Photometric Analysis of TCP J20171288$+$1156589 -- WZ Sge Type Dwarf Nova with Delayed Ordinary Superhumps Emergence
Alexander Tarasenkov, Sergey Shugarov, Natalia Ikonnikova, Marina Burlak, Sergey Nazarov, Sjoerd Dufoer
TL;DR
TCP J20171288+1156589 is a WZ Sge-type dwarf nova that exhibited a large-amplitude outburst with an unusual delay between early and ordinary superhumps. A multi-telescope, time-resolved photometric campaign identifies early superhump periods near $P_{orb}$ and a later ordinary superhump period of $P_{ord}=0.0616$ d, from which a mass ratio of $q\approx0.06$ and a white-dwarf mass of $M_{WD}\approx1.0\,M_{\odot}$ are inferred. Colour evolution analysis yields $E(B-V)\approx0.18$, a disk-temperature trajectory from $\sim15{,}000$ K to $\sim10{,}000$ K, and a distance of $d\approx850$ pc. The resulting parameter set and the pronounced SH-delay provide new insights into disk-instability physics under extreme mass ratios and expand the phenomenology of SH evolution in WZ Sge stars.
Abstract
We present the results of photometric analysis of WZ Sge type dwarf nova TCP J20171288$+$1156589. This object exhibited an outburst with a large amplitude of $>7.9$ magnitudes and was observed for over a month.

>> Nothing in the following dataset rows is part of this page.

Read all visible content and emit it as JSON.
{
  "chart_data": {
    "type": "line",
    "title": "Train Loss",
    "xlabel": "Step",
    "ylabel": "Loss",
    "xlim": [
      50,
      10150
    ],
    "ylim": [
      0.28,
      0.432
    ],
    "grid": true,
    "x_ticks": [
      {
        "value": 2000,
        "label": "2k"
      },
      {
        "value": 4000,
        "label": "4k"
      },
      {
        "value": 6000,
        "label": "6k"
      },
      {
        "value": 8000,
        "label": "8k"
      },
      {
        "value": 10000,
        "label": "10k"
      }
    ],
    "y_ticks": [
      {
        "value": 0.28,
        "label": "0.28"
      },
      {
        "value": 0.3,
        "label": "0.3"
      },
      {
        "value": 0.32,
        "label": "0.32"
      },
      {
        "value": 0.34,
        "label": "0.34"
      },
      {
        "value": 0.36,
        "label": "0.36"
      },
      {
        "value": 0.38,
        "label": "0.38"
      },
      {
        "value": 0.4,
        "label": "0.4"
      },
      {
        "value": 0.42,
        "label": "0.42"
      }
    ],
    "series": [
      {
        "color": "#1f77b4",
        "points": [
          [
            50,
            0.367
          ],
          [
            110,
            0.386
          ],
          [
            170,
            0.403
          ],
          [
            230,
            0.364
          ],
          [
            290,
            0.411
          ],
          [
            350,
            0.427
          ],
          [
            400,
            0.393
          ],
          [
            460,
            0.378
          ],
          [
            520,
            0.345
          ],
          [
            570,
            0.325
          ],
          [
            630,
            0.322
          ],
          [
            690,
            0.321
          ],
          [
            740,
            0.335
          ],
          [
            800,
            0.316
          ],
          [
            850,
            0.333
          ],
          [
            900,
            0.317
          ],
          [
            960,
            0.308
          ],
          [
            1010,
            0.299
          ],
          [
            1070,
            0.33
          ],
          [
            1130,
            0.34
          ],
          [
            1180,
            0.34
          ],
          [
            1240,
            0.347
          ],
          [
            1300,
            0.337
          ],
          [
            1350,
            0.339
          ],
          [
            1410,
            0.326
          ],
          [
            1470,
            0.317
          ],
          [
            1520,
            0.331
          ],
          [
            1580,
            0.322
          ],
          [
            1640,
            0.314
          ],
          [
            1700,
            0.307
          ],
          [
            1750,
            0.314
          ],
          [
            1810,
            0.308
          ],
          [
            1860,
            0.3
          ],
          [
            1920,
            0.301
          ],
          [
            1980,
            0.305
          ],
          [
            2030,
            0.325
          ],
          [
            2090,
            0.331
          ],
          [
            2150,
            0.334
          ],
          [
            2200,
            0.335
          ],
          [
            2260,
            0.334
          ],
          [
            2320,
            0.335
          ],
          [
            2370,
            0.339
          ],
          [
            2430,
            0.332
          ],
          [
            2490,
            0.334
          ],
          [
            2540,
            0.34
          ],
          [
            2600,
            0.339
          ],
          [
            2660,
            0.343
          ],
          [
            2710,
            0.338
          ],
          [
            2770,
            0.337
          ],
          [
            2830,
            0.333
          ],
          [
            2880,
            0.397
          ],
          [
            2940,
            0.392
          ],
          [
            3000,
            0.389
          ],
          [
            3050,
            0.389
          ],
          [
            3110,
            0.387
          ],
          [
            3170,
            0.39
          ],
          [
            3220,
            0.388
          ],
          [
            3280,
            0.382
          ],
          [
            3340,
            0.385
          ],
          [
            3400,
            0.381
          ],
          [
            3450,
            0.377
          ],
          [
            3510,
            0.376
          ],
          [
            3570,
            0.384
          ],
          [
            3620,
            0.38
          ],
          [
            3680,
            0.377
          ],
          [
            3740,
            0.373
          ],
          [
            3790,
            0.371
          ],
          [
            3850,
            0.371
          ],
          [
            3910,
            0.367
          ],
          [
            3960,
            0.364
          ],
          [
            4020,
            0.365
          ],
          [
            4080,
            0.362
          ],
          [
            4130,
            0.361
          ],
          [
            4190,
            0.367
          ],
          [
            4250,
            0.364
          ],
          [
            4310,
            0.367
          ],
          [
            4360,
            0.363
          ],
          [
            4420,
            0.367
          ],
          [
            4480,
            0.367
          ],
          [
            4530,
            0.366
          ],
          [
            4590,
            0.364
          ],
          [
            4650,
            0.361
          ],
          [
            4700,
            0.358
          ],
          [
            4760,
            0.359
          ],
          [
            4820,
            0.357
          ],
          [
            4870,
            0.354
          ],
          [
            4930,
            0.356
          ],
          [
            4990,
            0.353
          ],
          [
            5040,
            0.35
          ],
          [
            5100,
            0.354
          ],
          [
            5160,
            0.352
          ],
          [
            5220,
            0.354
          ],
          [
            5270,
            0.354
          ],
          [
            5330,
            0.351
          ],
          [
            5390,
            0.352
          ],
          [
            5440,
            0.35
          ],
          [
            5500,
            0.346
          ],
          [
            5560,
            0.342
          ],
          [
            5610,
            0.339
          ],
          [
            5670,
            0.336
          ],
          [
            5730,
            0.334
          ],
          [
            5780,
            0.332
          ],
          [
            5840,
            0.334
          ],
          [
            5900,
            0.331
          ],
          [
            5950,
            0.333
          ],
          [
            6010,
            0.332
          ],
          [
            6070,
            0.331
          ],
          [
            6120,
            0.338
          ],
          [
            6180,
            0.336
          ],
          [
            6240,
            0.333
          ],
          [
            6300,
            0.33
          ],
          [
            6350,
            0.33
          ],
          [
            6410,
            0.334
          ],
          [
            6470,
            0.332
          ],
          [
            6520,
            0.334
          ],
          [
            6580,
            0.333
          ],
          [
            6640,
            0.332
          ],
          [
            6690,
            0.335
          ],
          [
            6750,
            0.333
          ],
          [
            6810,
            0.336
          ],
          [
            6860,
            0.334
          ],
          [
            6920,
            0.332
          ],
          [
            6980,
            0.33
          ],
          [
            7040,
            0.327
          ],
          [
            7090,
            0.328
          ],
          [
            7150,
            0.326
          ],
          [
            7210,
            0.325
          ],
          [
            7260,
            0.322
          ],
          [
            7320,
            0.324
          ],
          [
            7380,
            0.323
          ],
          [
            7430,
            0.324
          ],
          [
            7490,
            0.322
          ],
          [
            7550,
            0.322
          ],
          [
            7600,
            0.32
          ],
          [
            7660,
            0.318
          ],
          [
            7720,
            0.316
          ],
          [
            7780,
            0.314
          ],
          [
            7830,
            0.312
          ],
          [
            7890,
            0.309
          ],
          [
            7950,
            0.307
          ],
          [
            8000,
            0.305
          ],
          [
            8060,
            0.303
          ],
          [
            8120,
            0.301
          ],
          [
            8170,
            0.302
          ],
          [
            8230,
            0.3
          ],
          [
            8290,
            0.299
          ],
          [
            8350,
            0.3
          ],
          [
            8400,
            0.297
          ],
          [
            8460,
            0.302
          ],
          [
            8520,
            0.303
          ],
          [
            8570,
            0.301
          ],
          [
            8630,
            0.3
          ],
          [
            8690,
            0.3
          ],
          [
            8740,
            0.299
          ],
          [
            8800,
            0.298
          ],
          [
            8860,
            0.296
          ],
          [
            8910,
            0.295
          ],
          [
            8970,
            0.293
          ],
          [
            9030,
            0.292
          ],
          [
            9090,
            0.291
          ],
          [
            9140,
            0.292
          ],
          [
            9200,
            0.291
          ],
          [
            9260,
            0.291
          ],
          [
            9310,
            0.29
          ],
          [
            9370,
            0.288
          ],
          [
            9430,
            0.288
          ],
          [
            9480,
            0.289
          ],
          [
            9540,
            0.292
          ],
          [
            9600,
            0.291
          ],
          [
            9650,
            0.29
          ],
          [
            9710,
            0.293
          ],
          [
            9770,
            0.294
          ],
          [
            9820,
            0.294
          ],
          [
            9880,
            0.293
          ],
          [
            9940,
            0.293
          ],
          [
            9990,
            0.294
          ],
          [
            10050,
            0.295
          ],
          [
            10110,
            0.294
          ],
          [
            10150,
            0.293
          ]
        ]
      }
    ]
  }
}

The photometric evolution of the superoutburst was atypical for WZ Sge-type dwarf novae. Periodogram analisys reveals early superhumps with the most probable period of $0.0611\pm0.0001$ days during the initial decline. After a plateau phase of approximately 11 days, ordinary superhumps (likely stage B) emerged with a period of $0.0616\pm0.0001$ days, corresponding to a superhump excess of $ε=0.008$ correspondingly. This delay in the onset of ordinary superhumps is an unusual feature among WZ Sge stars. We evaluated the main parameters of the system: mass ratio $q=M_{RD}/M_{WD}=0.06\pm0.005$, yielding component masses of $M_{WD}\sim1.0\pm0.15M_{\odot}$ for the white dwarf and $M_{RD}=0.06\pm0.01M_{\odot}$ for the donor. The estimated distance to the system is $\sim850$ pc, and the binary separation is $a=0.67\pm0.03R_{\odot}$.